Embassies angry after Sri Lanka protest blocks UN

Protesters outside the UN office in Colombo on June 28, 2010
Image caption Protesters say there is no need for the UN panel

Embassies in Sri Lanka have expressed dismay over an "intimidating" protest which has blockaded the United Nations compound in the capital.

Hundreds of people are demonstrating against a UN panel investigating alleged war crimes in Sri Lanka.

Diplomatic missions including those of the UK, US and Germany said blocking access to the UN and "intimidating" its workers breached "international norms".

There were chaotic scenes outside the UN offices as police were called in.

Ten embassies in the capital, Colombo, issued a joint statement on Saturday condemning the protests, which they said would harm Sri Lanka's reputation on the international stage.

In the statement, they called upon the Sri Lankan government to take "all appropriate steps" to ensure the safety of the UN compound and staff.

War crimes allegations

The latest escalation comes a day after the UN Secretary-General, Ban Ki-moon, urged Sri Lanka to "normalise conditions" around the UN office in Colombo after days of angry demonstrations.

On Thursday, Mr Ban recalled his top envoy to the island, Neil Buhne, and closed a regional office in Colombo.

Most UN staff managed to leave the compound after police tried to break the blockade in Colombo on Tuesday, before they too were ordered to leave by the government.

Several senior staff, however, remained inside and the protests, led by a government minister, were continuing.

Housing Minister Wimal Weerawansa has resigned and started what he says will be a hunger strike to the death, AFP news agency reports.

In a statement, Sri Lanka's ministry of external affairs said it wished to "categorically emphasise" that the government had looked after the safety of the UN premises.

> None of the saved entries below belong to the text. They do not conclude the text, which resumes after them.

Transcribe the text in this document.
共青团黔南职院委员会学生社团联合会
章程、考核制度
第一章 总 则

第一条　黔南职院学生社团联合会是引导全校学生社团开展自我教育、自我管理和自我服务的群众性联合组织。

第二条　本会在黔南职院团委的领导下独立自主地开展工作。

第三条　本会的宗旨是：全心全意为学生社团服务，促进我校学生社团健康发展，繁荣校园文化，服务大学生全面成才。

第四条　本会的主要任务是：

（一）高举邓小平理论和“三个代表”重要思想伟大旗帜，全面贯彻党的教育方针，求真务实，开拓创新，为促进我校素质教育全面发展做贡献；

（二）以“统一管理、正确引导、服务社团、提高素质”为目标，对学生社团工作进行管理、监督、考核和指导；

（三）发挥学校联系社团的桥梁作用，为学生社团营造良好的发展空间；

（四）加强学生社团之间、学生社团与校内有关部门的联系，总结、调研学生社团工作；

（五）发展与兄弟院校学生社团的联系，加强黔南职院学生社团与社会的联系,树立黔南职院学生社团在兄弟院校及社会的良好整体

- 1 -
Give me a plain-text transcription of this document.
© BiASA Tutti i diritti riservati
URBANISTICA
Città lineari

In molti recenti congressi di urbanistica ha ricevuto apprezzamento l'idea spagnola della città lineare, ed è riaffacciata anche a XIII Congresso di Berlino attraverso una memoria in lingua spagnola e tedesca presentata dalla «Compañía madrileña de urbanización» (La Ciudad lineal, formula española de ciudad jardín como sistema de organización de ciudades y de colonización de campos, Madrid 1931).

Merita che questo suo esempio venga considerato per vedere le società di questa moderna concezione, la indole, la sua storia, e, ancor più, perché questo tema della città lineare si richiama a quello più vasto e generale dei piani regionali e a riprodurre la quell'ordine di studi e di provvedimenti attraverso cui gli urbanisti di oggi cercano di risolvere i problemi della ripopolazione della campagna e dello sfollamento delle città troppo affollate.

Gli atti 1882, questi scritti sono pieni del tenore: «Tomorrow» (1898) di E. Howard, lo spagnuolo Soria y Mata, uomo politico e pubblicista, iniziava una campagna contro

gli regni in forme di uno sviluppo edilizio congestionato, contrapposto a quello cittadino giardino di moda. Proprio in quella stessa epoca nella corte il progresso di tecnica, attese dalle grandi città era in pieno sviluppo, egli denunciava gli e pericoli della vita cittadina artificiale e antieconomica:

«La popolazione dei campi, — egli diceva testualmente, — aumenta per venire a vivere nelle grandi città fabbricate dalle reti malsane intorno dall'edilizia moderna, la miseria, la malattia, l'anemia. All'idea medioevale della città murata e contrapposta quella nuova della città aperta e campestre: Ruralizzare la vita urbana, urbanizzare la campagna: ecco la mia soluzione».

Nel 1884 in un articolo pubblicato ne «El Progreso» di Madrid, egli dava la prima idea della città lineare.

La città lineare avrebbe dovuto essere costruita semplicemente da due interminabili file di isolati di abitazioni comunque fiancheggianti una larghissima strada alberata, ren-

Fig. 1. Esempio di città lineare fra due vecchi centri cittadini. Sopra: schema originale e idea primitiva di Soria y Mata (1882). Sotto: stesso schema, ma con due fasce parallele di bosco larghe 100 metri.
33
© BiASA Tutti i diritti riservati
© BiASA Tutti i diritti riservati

"The demonstrations taking place outside have not resulted in harm to anyone," it added.

Sri Lanka says an inquiry is not needed and denies troops committed war crimes.

There have been consistent allegations that both the army - and Tamil Tigers rebels who troops routed last year - committed crimes at the end of the war.

About 7,000 civilians died in the last five months of the war, according to the UN.

It says the panel, announced last month, will report back within four months and will advise on how to deal with alleged perpetrators of abuses.